Machine Learning | Random Forest | Olivetti Faces Dataset

Introduction

In this lab, we will use the scikit-learn library to train a random forest on the Olivetti Faces dataset and evaluate the impurity-based feature importance. We will use the feature importances to create a heat map of the pixel importances. We will also parallelize the construction and computation of the predictions within multiple jobs.

VM Tips

After the VM startup is done, click the top left corner to switch to the Notebook tab to access Jupyter Notebook for practice.

Sometimes, you may need to wait a few seconds for Jupyter Notebook to finish loading. The validation of operations cannot be automated because of limitations in Jupyter Notebook.

If you face issues during learning, feel free to ask Labby. Provide feedback after the session, and we will promptly resolve the problem for you.

Load the data and model fitting

We begin by loading the Olivetti Faces dataset and limiting the dataset to contain only the first five classes. Then we train a random forest on the dataset and evaluate the impurity-based feature importance. We will set the number of cores to use for the tasks.

from sklearn.datasets import fetch_olivetti_faces

## We select the number of cores to use to perform parallel fitting of
## the forest model. `-1` means use all available cores.
n_jobs = -1

## Load the faces dataset
data = fetch_olivetti_faces()
X, y = data.data, data.target

## Limit the dataset to 5 classes.
mask = y < 5
X = X[mask]
y = y[mask]

## A random forest classifier will be fitted to compute the feature importances.
from sklearn.ensemble import RandomForestClassifier

forest = RandomForestClassifier(n_estimators=750, n_jobs=n_jobs, random_state=42)

forest.fit(X, y)

Evaluate Feature Importance

We evaluate the feature importance based on mean decrease in impurity (MDI).
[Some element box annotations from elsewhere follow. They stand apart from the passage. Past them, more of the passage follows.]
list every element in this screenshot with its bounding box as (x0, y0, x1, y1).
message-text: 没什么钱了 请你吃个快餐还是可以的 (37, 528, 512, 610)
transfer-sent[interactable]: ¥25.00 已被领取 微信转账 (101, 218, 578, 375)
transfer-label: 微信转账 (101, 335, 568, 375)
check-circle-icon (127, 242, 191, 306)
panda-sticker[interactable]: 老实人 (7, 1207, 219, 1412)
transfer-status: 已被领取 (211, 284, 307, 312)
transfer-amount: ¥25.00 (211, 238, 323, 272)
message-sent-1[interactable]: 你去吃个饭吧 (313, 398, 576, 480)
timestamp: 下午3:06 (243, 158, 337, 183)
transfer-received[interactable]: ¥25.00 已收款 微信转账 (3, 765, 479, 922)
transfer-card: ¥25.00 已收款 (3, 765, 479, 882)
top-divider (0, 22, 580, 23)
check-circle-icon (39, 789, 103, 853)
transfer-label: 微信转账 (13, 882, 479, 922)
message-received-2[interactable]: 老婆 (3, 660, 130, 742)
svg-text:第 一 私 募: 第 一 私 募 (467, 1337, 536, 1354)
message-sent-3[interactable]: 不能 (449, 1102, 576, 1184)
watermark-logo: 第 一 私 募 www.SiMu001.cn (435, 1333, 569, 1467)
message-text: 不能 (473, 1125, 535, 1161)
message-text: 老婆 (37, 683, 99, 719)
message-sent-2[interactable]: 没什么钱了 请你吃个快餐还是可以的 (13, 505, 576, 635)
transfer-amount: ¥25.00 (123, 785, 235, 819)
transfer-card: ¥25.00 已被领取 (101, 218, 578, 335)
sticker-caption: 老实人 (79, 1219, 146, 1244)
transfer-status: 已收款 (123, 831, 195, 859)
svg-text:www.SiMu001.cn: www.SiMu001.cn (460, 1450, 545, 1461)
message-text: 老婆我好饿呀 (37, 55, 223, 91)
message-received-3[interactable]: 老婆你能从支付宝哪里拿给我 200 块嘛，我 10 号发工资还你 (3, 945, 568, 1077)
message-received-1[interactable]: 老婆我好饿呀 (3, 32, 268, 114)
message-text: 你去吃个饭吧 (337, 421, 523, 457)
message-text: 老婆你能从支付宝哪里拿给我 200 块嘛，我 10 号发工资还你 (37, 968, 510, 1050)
Feature importances are provided by the fitted attribute feature_importances_ and they are computed as the mean and standard deviation of accumulation of the impurity decrease within each tree.

import time
import matplotlib.pyplot as plt

start_time = time.time()
img_shape = data.images[0].shape
importances = forest.feature_importances_
elapsed_time = time.time() - start_time

print(f"Elapsed time to compute the importances: {elapsed_time:.3f} seconds")
imp_reshaped = importances.reshape(img_shape)
plt.matshow(imp_reshaped, cmap=plt.cm.hot)
plt.title("Pixel importances using impurity values")
plt.colorbar()
plt.show()

Interpret the Heatmap

The heat map shows the pixel importances. The hotter the pixel, the more important it is. We can observe the important pixels that contribute to the classification of the Olivetti Faces dataset.

Summary

In this lab, we learned how to train a random forest on the Olivetti Faces dataset and evaluate the impurity-based feature importance. We created a heat map of the pixel importances and observed the important pixels that contribute to the classification of the Olivetti Faces dataset.